Tech week ends, and the ruble goes for a dip

The ruble goes for a dip

Jan. 30: Russia’s central bank slashes their interest rate, the Loonie lingers under 80 cents, and Spotify gets ready to raise $500 mill



Hello and welcome to the end of the week! Tech Week wrapped up yesterday as Google and Amazon reported their earnings, alongside companies from Ford to Visa to Shell.

Across the Atlantic, the ruble is crashing this morning as the Russian Central Bank suddenly slashed their interest rate by more than two per cent, amidst a spike in political tensions. In Europe, new details are out as eurozone deflation deepens, but the effect on consumers so far appears to be mixed.

In Canada, U.S. growth and the oil rout have continued to push the loonie down – yesterday, the dollar lost more than half a cent, remaining below 80 cents. Today, details are out on GDP by industry, and to the south, we’ll see details on the U.S. GDP for the fourth quarter.

The loonie keeps sinking. The 50 cent drop yesterday followed a 0.75 cent* drop on Wednesday, pushing the Loonie below 80 cents for the first time since 2009. Oil prices continue to falter, and WTI is just under $45 this morning. Stats Canada also provided a deeper look at the job market yesterday, estimating job loss at 33,000 in November, which was above the estimate provided in the revised Labour Force Survey. Ouch. However, overall weekly earnings stayed mostly unchanged. Today, numbers for GDP by industry for November, which might show a change in gains by oil and gas commodities: the two previous months showed consecutive gains in the industry. Of course, the big details to watch for today are how the U.S. economy fared in the final quarter of 2014.

A bad day for the ruble. This morning, the country’s central bank very unexpectedly cut its rate by two per cent, to 15 per cent.

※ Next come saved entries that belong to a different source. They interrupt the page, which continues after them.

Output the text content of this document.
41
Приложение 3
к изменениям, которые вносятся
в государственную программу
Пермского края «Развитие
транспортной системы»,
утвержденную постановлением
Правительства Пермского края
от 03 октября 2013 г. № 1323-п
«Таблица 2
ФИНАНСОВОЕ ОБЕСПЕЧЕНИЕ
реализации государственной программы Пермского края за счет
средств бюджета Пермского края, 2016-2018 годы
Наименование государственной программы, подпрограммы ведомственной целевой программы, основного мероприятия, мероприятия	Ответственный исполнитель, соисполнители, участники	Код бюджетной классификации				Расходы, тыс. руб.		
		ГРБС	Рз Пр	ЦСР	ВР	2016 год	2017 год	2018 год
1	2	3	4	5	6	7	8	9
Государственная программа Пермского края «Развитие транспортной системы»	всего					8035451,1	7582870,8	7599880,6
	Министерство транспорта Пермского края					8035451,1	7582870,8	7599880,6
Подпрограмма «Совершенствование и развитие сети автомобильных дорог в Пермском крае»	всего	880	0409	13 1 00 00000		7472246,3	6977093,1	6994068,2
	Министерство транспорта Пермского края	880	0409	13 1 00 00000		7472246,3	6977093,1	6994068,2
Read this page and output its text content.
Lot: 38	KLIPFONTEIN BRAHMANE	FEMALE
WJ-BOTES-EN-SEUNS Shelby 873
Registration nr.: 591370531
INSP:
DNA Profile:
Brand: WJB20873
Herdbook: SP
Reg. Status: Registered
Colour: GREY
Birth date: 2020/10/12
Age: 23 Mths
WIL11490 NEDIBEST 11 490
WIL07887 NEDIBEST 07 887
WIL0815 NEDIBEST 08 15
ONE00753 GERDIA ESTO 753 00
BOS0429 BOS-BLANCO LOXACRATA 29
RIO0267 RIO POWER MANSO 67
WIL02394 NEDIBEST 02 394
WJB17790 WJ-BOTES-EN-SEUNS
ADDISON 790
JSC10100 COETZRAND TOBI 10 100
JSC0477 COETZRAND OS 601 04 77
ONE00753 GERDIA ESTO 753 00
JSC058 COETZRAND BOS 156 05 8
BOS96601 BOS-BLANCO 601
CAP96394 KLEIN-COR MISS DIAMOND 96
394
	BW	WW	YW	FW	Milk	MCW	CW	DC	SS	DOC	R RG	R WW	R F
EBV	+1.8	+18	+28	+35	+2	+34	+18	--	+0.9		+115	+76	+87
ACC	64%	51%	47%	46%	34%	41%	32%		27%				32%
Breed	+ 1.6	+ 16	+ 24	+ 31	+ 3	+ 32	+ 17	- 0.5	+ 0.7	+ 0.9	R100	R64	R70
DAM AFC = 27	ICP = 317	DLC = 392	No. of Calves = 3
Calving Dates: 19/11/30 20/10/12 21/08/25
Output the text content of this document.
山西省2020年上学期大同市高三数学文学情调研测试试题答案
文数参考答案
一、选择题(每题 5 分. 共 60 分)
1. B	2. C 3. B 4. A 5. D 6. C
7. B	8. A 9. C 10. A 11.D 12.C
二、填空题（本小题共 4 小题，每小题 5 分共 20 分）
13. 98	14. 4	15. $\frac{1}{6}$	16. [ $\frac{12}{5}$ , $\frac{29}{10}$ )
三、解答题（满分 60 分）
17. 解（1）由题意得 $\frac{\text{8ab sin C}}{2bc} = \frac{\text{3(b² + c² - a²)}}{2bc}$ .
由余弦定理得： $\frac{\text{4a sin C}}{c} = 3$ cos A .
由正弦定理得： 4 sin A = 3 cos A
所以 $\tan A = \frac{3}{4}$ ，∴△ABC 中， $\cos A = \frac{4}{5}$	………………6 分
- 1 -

While a rate cut may not be surprising in itself, the timing and the extent of the cut immediately shocked the market: the ruble seemed to be stabilizing this morning after hitting record lows against the U.S. dollar yesterday.  The currency immediately slumped by three per cent, coming after an emergency rate hike last month pushed rates to 17 per cent. It’s also a tense day politically: yesterday, two Russian bombers were intercepted over the English channel by Britain’s air force.

How low can European prices go? This morning, further evidence of deflation in Europe, as inflation numbers fell in January to negative 0.6 per cent from 0.2 per cent, a day after Germany also announced prices in the country were falling. But so far, the impact of deflation seems to be mixed: German unemployment is at record lows, and strong retail numbers there and in France seem to suggest lower prices could be getting consumers out and spending. Spain is an unexpected bright spot this morning, as a higher than expected rate of growth (0.7 per cent) has spurred some cheer on European markets.

Disappointments, surprises from Amazon and Google. Yesterday, Amazon surprised investors with an unexpected profit, as Google underwhelmed with news that competition with Facebook for mobile ads is stiff. Google’s growth in revenue was 15 per cent, below expectations, while the cost per advertisement, or “cost per click” has declined by three per cent in the last year. Meanwhile, Amazon delighted – because they weren’t expected to make much of a profit at all. The company made $214 million in sales in the last quarter, but nonetheless, as the e-retailer’s costs increased, 2014 saw a slump: it was the first annual loss in 12 years.

How much does streaming pay? For Spotify: a lot. The Swedish music streaming service has apparently signed up with Goldman Sachs to raise half a billion in a private round of financing. The service’s value was estimated as coming in at $8 billion, months after a high-profile dispute with Taylor Swift over payment for artists on the site. But Spotify is undeniably growing: the company arrived in Canada in September, and the last two months of 2014 saw 10 million new users and 2.5 million new paying subscribers. The funds will probably mean they delay an IPO, but competition is heating up from Apple, and another Swedish rival, Wimp – which, incidentally, was just bought by Jay Z for an estimated $56 million.

Need to know: 
TSX: 14, 635.96 (+33.08), Thursday
Loonie: 79.30 (-0.57 cents), Thursday
Oil (WTI): $44.97, Friday morning

* Correction: A reader pointed out that the Loonie dropped 0.75 cents on Wednesday – NOT 75 per cent, as I accidentally wrote. Whoops. Had the Loonie dropped that much, we would all really be in trouble. This has now been corrected!